4. Forecasting Revenue

Once you have mapped out your resource planning, you can now focus on what every company must do to succeed in the long term: forecasting agency revenues.

Productive allows you to forecast your revenue using forecasting charts or budget overviews. Different reports allow you to dig into your data more deeply.

Forecasting charts

The main players in this play are your project budgets, and the scheduled resources.

Productive will forecast the amount of budget you will use in the future, as well as your projected profit, revenue and billable time.

As a project manager, you will notice that forecasting revenue for certain budgets can help you communicate with your customers and teammates.

Productive Insights

You can customize a financial insight by filtering revenue by revenue and grouping data by date. This will allow you to forecast how much revenue each project is likely to bring in each month.
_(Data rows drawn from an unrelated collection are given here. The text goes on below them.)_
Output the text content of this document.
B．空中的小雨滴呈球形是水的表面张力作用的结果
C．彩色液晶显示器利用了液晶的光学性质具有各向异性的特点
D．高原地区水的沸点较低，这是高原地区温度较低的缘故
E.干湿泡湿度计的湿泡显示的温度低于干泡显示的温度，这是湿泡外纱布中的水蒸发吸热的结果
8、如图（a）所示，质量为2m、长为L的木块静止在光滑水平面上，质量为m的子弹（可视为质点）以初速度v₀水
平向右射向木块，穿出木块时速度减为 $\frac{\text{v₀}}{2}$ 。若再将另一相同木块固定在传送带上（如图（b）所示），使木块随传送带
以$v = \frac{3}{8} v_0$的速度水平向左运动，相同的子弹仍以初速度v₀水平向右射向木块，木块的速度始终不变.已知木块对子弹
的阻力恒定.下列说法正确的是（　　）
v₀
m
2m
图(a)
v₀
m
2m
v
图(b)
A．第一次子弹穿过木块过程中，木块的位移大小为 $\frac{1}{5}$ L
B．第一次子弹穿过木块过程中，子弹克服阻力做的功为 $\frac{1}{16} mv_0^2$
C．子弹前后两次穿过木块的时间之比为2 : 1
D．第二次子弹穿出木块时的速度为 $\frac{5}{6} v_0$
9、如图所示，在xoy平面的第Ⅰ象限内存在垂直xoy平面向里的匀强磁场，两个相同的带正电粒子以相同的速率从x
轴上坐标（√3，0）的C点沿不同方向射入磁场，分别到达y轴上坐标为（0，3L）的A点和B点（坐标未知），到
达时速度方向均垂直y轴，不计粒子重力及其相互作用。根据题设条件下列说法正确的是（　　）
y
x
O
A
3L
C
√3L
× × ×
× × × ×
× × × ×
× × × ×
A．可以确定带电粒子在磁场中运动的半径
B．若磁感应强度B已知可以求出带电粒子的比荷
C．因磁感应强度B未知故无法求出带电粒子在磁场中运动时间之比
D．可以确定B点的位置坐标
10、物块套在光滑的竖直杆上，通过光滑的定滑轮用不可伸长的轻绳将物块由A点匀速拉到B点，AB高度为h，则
Forecasting Revenue with Retainer Agreements

Working with clients on a retainer is different from working with them on an hourly or lump-sum payment arrangement. This means that only a portion of your services (and resources), are booked each month. A retainer fee allows you to forecast a specific amount of revenue for your agency each month.

Productive makes it easy to manage retainer agreements by creating recurring budgets. You can create a budget in Productive by following these steps:

  1. Make a budget change
  2. It should be a recurring expense
  3. You can choose a budget interval and the next occurrence. This will be the date that Productive creates a new budget automatically for you.
  4. Last, add time, services, and rates to the recurring budget.

Don’t Get Left Behind

You have a vision for a better future. However, you can only predict the future with consolidated and current data.

This article will show you how to forecast four key metrics which can have an impact on the future of your agency. Now, it’s time to put your focus on forecasting. You can predict the future and be ahead of the curve. Examine your sales pipeline, expense tracking, and resource allocation data.

About the author

Kobe Digital is a unified team of performance marketing, design, and video production experts. Our mastery of these disciplines is what makes us effective. Our ability to integrate them seamlessly is what makes us unique.